Le major Forrest Burke assure volontiers la publicité de son système d’identification électronique. «J’étais dans un tank lors de la première guerre du Golfe, raconte-t-il. Quand on avait besoin de matériel, on devait plonger dans les containers jusqu’à ce qu’on trouve quelque chose d’utilisable. Aujourd’hui, nous pratiquons une logistique intelligente: les soldats n’ont qu’à demander ce dont ils ont besoin, et nous pouvons surveiller les flux.»

Forrest Burke se trouve au coeur de ce qu’il appelle une «guerre info-centrique». En tant que responsable des questions logistiques pour la coalition anglo-américaine, il coordonne un vaste système d’information grâce auquel l’état-major peut localiser à tout moment l’ensemble des véhicules et des cargaisons.

Ce dispositif constitue une part essentielle de la «révolution dans les affaires militaires» chère au Pentagone. Il repose sur un nouveau type d’étiquettes RFID (radio-frequency identification), qui permettent d’identifier l’objet auquel elles sont accolées et d’en suivre les déplacements en temps réel.

Ces étiquettes sont composées d’un microprocesseur qui enregistre les données et d’une minuscule antenne radio qui les communique. Elles peuvent êtres scannées par des appareils manuels en forme de pistolet, et leurs informations sont gardées dans des bases de données accessibles de partout dans le monde.

C’est, curieusement, le même système qui vient d’être adopté par le fabricant de vêtements Benetton (lire ci-dessous). Pour les militaires américains, l’objectif est d’atteindre ce qu’ils appellent la «total asset visibility», ou visibilité totale des ressources.

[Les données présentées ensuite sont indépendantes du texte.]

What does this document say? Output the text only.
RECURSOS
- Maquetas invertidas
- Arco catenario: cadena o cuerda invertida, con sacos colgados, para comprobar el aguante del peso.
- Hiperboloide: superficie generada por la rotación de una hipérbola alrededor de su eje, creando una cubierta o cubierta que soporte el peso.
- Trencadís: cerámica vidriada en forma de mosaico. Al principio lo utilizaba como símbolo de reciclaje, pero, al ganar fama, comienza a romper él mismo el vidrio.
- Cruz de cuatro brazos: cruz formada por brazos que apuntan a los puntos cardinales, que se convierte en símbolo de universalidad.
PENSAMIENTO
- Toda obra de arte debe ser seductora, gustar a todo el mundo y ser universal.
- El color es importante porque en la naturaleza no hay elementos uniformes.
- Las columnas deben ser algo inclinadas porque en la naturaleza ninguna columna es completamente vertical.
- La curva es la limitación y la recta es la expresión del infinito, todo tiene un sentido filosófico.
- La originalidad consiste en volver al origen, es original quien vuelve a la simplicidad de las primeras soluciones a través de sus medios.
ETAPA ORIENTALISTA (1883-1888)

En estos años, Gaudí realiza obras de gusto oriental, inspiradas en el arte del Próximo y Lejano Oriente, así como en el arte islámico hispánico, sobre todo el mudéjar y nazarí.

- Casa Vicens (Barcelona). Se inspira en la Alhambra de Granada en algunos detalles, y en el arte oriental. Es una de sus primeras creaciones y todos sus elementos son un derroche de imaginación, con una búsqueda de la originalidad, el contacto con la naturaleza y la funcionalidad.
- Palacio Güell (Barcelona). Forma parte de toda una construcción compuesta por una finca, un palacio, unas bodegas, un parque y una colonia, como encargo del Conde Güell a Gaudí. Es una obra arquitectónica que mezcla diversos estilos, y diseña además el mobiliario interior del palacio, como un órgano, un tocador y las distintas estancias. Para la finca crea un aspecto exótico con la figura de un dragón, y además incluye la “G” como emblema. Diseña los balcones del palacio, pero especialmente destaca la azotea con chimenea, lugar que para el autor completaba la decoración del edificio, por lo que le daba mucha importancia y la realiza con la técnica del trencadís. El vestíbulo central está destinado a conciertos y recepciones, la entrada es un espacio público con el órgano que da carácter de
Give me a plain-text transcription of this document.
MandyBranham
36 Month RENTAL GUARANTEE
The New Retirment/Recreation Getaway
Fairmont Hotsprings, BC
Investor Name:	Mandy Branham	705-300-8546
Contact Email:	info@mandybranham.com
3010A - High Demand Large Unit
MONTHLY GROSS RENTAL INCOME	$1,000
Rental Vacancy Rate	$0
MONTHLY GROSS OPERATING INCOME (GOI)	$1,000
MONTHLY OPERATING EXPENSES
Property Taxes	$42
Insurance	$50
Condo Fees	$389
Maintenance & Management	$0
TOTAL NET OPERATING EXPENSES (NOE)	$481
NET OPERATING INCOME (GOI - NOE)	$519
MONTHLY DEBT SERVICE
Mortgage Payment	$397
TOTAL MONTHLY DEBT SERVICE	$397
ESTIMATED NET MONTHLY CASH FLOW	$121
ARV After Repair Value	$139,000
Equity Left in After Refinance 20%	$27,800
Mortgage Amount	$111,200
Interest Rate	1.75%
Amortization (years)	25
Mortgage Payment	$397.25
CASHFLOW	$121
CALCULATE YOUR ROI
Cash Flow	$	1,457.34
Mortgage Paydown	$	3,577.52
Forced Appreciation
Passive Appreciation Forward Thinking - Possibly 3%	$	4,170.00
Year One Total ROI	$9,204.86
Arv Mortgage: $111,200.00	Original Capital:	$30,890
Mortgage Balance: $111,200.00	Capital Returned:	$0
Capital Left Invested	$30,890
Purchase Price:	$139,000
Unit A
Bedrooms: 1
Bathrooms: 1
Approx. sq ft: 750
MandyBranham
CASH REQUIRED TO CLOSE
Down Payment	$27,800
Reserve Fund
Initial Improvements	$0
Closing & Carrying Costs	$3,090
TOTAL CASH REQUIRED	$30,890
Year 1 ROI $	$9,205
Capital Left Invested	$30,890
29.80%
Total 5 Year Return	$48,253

Selon le Federal Computer Week — magazine sur les technologies utilisées par le gouvernement –, le Pentagone gère plus de 250’000 containers qui circulent entre 400 locations dans plus de 40 pays. Grâce aux étiquettes RFID, les officiers peuvent localiser toutes les cargaisons «entre l’usine et la tranchée», précise l’hebdomadaire. L’état-major peut même «rediriger des containers vers d’autres directions en fonction d’urgences nouvelles».

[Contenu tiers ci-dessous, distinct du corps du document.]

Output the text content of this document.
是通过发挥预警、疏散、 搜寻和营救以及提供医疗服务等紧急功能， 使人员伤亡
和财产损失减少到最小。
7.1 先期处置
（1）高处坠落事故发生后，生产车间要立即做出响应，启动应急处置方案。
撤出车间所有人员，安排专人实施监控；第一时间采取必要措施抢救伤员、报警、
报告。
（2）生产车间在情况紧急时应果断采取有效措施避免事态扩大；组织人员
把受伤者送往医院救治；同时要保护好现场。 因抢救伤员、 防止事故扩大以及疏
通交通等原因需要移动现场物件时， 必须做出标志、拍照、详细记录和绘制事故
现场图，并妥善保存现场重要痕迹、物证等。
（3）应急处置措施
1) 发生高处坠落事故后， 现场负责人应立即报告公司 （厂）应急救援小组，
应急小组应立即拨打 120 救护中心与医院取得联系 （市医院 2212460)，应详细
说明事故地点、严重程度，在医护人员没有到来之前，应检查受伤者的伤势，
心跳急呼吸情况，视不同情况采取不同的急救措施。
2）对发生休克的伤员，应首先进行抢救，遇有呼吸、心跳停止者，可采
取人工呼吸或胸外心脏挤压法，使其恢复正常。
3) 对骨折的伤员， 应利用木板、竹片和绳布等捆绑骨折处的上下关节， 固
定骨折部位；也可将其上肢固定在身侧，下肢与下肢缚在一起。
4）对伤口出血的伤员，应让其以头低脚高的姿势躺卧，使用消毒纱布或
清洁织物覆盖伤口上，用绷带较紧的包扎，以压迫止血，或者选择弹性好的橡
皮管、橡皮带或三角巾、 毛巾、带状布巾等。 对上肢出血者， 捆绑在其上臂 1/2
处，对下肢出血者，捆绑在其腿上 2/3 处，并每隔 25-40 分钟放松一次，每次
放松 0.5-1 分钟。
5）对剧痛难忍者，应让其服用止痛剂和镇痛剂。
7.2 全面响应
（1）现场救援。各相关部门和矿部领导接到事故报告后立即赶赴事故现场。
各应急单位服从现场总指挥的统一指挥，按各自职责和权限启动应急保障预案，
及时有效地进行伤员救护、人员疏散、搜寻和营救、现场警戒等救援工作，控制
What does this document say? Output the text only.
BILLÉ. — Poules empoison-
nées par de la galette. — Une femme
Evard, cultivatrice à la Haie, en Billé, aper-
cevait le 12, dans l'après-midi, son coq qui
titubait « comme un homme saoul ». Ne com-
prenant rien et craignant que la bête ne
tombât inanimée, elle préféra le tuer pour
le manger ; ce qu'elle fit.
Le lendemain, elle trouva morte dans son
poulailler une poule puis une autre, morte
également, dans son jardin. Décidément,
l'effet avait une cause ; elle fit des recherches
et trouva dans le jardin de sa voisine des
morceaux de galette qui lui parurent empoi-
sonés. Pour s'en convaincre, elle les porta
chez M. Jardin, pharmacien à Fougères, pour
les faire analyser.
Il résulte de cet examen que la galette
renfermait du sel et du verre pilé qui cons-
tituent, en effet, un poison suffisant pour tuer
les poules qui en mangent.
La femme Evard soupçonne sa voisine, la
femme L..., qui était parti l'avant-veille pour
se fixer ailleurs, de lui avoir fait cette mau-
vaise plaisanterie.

Un document officiel du Commandement des États-Unis pour les transports, installé dans la base Scott dans l’Illinois, indique que pendant la première guerre du Golfe «40% des containers arrivant sur le théâtre d’opérations devaient être ouverts pour déterminer leur contenu et leur destination finale.» Le chiffre n’était plus que de 10% en Afghanistan.

Pour l’opération actuelle en Irak, le général Tommy Franks a demandé à ce que tous les containers du Département de la Défense soit équipés de puces d’identification. L’armée américaine a donc signé un contrat de 90 millions de dollars avec la firme Savi Technologies pour la fourniture de matériels, de logiciels et de services RFID permettant de localiser, contrôler, suivre, traiter et déployer ses fournitures sur toute la planète.

Les militaires américains se sont inspirés d’entreprises comme Swatch, Caterpillar ou Dell pour optimiser ainsi l’organisation de leurs stocks. Pris dans son ensemble, le dispositif n’est autre que l’application à l’art de la guerre de la gestion en flux tendus.

Le PDG de FedEx, Fred Smith, ne disait pas autre chose quand il déclarait que «la maîtrise de la logistique est aussi vitale pour l’économie digitale qu’elle l’était pour l’extraordinaire succès de l’Empire romain.»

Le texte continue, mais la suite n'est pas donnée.